The continuous act of reference, called by Dionysius “harmonization,” makes every created thing and even no-thing a sign, which is, regardless of its denotation, a sign of God. Why? What is the corresponding referential mechanism?

[1] The texts of the Corpus Areopagiticum will be quoted according to the critical editions: Suchla, Beate Regina. Corpus Dionysiacum I. PTS 33. Berlin: W. de Gruyter, 1990 (for De divinis nominibus = DN) and Heil, Günter, and Ritter, Adolf Martin, Corpus Dionysiacum II. PTS 36. Berlin: W. de Gruyter, 1991 (for De mystica theologia = MT), but the references will be given within the text as following: abbreviated title (DN, MT), chapter, paragraph, column and part of column (from A to D) in PG 3. English translation according to Rolt, Clarens Edwin. Dionysius the Areopagite: On the Divine Names and the Mystical Theology. London: SPCK, 1920; electronic edition at This translation is not literalistic enough for scholarly purposes, and so, will be quoted below only for facilitating the reading of the Greek text. The translations given without reference to Rolt are my own.

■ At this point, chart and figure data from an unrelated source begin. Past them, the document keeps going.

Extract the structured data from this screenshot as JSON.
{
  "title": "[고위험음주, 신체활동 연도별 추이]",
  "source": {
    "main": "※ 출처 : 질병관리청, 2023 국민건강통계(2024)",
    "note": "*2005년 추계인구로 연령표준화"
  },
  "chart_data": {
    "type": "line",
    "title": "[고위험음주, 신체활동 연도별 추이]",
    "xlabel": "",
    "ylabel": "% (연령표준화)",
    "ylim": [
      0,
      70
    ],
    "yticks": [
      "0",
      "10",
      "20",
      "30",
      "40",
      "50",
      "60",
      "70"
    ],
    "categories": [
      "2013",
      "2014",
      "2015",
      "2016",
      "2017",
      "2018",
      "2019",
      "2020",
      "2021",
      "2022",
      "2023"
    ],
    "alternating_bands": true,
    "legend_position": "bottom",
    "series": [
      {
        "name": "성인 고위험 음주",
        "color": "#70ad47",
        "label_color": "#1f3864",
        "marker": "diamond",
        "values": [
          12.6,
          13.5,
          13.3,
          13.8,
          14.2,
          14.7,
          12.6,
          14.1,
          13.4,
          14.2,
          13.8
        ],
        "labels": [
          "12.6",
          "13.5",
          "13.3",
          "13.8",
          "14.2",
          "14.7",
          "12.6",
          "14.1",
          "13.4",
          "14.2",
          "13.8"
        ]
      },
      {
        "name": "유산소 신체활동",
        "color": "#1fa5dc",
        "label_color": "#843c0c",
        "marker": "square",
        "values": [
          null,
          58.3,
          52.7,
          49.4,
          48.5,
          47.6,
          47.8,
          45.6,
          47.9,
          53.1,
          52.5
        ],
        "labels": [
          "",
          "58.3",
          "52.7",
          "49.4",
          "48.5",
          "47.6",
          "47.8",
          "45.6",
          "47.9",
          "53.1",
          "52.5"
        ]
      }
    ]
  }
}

[2] Rolt’s translation is here somewhat vague: “Thus, then, the Universal and Transcendent Cause must both be nameless and also possess the names of all things <...>. For the Nameless Goodness is not only the cause of cohesion or life or perfection in such wise as to derive Its Name from this or that providential activity alone; nay, rather does It contain all things beforehand within Itself, after a simple and uncircumscribed manner through the perfect excellence of Its one and all-creative Providence, and thus we draw from the whole creation Its appropriate praises and Its Names.”

[3] Rolt’s tr.: “…the Sacred Writers [lit. Theologians. — B. L.] celebrate It by every Name while yet they call It Nameless.”

[4] Rolt’s tr.: “Moreover our Discourse will dare  to aver that even the Non-Existent shares in the Beautiful and Good, for Non-Existence is itself beautiful and good when, by the Negation of all Attributes, it is ascribed Super-Essentially to God.”

[5] A term from the Stoic natural philosophy, literally “common breathing,” which means here the internal harmony of the whole creation.

[6] Rolt’s translation: “And yet on the other hand, the Divinest Knowledge of God, the which is received through Unknowing, is obtained in that communion which transcends the mind, when the mind, turning away from all things and then leaving even itself behind, is united to the Dazzling Rays, being from them and in them, illumined by the unsearchable depth of Wisdom. Nevertheless, as I said, we must draw this knowledge of Wisdom from all things; for wisdom it is (as saith the Scripture) [cf. Wis 8:1] that hath made all things and ever ordereth them all, and is the Cause of the indissoluble harmony and order of all things, perpetually fitting the end of one part unto the beginning of the second, and thus producing the one fair agreement and concord of the whole.”